Granted, guns are not coffee makers. This is why I have to have a licence to buy one, own one, sell one, or buy ammo. This is a good rule, as it MIGHT (and I emphasize, ONLY might) prevent some psycho from getting one. Registering the gun itself however will do no good.
In terms of the case at hand, I think that one could make as good a case for strict restriction and regulation of the internet, even to the point of restricting computer ownership to those who need it. Honestly, how many of us really need one? Back in the ’70’s and ’80’s most people did not have them, and the internet was (for the most part) unheard of, and society moved along just fine. But where after all did Kimveer Gill get and play the violent games he was so fond of? Where did he manage to connect with a bunch of like minded “vampire freaks”. Please understand, I don’t think a computer registry would help this problem either. But I notice the fact that it is the left leaning people who always protest most vehemently against any form of internet censorship. I can’t imagine how they would react to federal restrictions and regulatiopn of computer ownership.
Kate, you beat me to it.
Well said, Kate.
I own my Grandfather’s guns,my Father’s guns as well as those that I’ve purchased legally myself over the years.
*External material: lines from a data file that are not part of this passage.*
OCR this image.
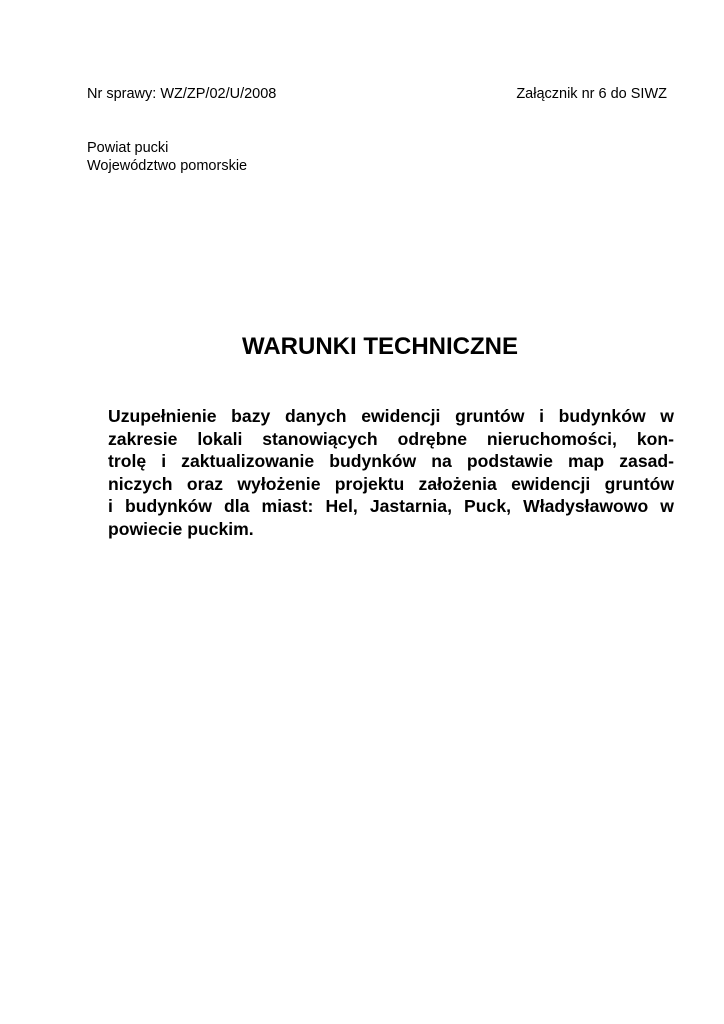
Nr sprawy: WZ/ZP/02/U/2008	Załącznik nr 6 do SIWZ
Powiat pucki
Województwo pomorskie
WARUNKI TECHNICZNE
Uzupełnienie bazy danych ewidencji gruntów i budynków w
zakresie lokali stanowiących odrębne nieruchomości, kon-
trolę i zaktualizowanie budynków na podstawie map zasad-
niczych oraz wyłożenie projektu założenia ewidencji gruntów
i budynków dla miast: Hel, Jastarnia, Puck, Władysławowo w
powiecie puckim.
They are in my care and trust the same as the china set willed to my wife from her Grandmother.
If we elect to use one hundred year old china plates like frisbies its obvious we will lose them.
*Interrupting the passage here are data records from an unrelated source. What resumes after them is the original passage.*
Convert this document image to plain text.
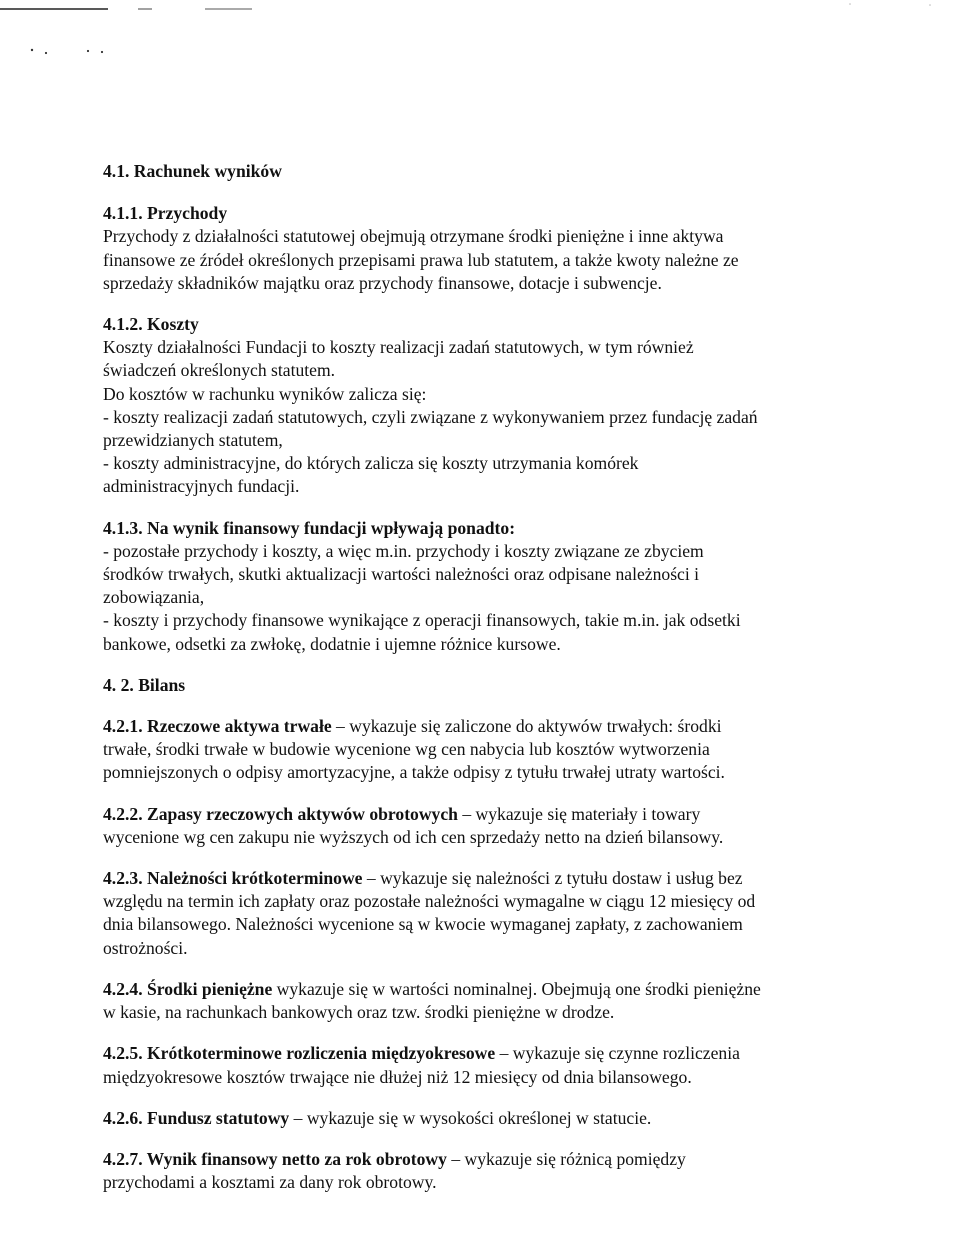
4.1. Rachunek wyników

4.1.1. Przychody

Przychody z działalności statutowej obejmują otrzymane środki pieniężne i inne aktywa
finansowe ze źródeł określonych przepisami prawa lub statutem, a także kwoty należne ze
sprzedaży składników majątku oraz przychody finansowe, dotacje i subwencje.

4.1.2. Koszty

Koszty działalności Fundacji to koszty realizacji zadań statutowych, w tym również
świadczeń określonych statutem.
Do kosztów w rachunku wyników zalicza się:
- koszty realizacji zadań statutowych, czyli związane z wykonywaniem przez fundację zadań
przewidzianych statutem,
- koszty administracyjne, do których zalicza się koszty utrzymania komórek
administracyjnych fundacji.

4.1.3. Na wynik finansowy fundacji wpływają ponadto:

- pozostałe przychody i koszty, a więc m.in. przychody i koszty związane ze zbyciem
środków trwałych, skutki aktualizacji wartości należności oraz odpisane należności i
zobowiązania,
- koszty i przychody finansowe wynikające z operacji finansowych, takie m.in. jak odsetki
bankowe, odsetki za zwłokę, dodatnie i ujemne różnice kursowe.

4. 2. Bilans

4.2.1. Rzeczowe aktywa trwałe – wykazuje się zaliczone do aktywów trwałych: środki
trwałe, środki trwałe w budowie wycenione wg cen nabycia lub kosztów wytworzenia
pomniejszonych o odpisy amortyzacyjne, a także odpisy z tytułu trwałej utraty wartości.

4.2.2. Zapasy rzeczowych aktywów obrotowych – wykazuje się materiały i towary
wycenione wg cen zakupu nie wyższych od ich cen sprzedaży netto na dzień bilansowy.

4.2.3. Należności krótkoterminowe – wykazuje się należności z tytułu dostaw i usług bez
względu na termin ich zapłaty oraz pozostałe należności wymagalne w ciągu 12 miesięcy od
dnia bilansowego. Należności wycenione są w kwocie wymaganej zapłaty, z zachowaniem
ostrożności.

4.2.4. Środki pieniężne wykazuje się w wartości nominalnej. Obejmują one środki pieniężne
w kasie, na rachunkach bankowych oraz tzw. środki pieniężne w drodze.

4.2.5. Krótkoterminowe rozliczenia międzyokresowe – wykazuje się czynne rozliczenia
międzyokresowe kosztów trwające nie dłużej niż 12 miesięcy od dnia bilansowego.

4.2.6. Fundusz statutowy – wykazuje się w wysokości określonej w statucie.

4.2.7. Wynik finansowy netto za rok obrotowy – wykazuje się różnicą pomiędzy
przychodami a kosztami za dany rok obrotowy.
Same with the firearms. Leave them out,misuse them or act like an idiot around them and the result would be the same.
You lose them.
And a billion dollars wasted doesnt change that fact.
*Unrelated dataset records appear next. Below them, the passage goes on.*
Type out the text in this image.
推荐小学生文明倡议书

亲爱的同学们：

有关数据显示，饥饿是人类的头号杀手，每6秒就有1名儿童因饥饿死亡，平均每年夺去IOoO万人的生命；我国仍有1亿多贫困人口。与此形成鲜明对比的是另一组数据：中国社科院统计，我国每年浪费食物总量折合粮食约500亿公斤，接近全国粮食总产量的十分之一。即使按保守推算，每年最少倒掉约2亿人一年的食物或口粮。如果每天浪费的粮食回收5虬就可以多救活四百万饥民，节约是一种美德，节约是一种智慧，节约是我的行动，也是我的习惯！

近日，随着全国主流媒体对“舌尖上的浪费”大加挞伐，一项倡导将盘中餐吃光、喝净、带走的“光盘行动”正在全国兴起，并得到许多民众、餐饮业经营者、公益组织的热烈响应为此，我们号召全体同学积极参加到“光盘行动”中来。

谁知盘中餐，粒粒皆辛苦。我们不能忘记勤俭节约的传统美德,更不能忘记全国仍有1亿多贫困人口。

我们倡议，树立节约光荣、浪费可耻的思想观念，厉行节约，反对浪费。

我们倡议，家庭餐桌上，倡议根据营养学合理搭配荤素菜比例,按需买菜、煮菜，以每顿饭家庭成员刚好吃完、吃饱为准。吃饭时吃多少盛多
That has been the case for the past 100 years and will still be the case 100 years from now.
Registry or not.
Yes, Kate, I understand.
If one wishes to use gun control laws as an example leading to our actual lack of property rights in this country, how about this:
I was recently told that “of course” we have property rights in Canada. I asked where was that in the constitution? I was told that these rights existed in convention, it didn’t matter that it wasn’t in the constitution, the rationale could be traced right back to the Magna Carta. So, being the irreverent and recalcitrant red-neck that I am, I declared that I had a right to keep and bear arms, even if it’s not in our constitution, because the rationale could be traced right back through the BNA act to the Magna Carta.
Funny how property rights, the basic bedrock of a free society, isn’t even on the radar, and is the biggest lie most Canadians don’t even question.
Maybe time for you to write another “Best of SDA” on this one!
Cheers!
The whole gun registry is smoke and mirrors.
When we used the death penalty pre 1962 there was no registry and the murder rate per 100,000 was a lot lower than in every year since.
In fact in many years since it’s been double the pre 1962 numbers.
Duh,
Property rights are on the radar of the Conservative Party, the intent to enshrine them was brought up during the last election.
… to which Paul Martin likened to as a plot to re-introduce child labour.
Here in Ottawa (damn, just gave away my secret location) we have just had a spate of knifings.
We need a national knife register, Yes that should do it.
I always liked the communist “each according to his need” because, ultimately, nothing, even life, is actually *necessary*. The planets wouldn’t stop turning if it wasn’t there. And, in fact, this was a loophole greatly appreciated by many Communist dictators.
So some freak in Quebec rapes eight girls . A bunch of women cut off his penis . Every man in Canada has a penis . Every man in Canada is a potential rapist .
Wimpy Canadian, don’t laugh. Muslim Terrorists worship death MORE than life. Not ??
And the BBC worships Muslims more than the POPE. Not ??
And Suzuki and Maurice Strong BELIEVE that humans are bad for the planet. Not ??
Next step : UN’s population control via One World Governance.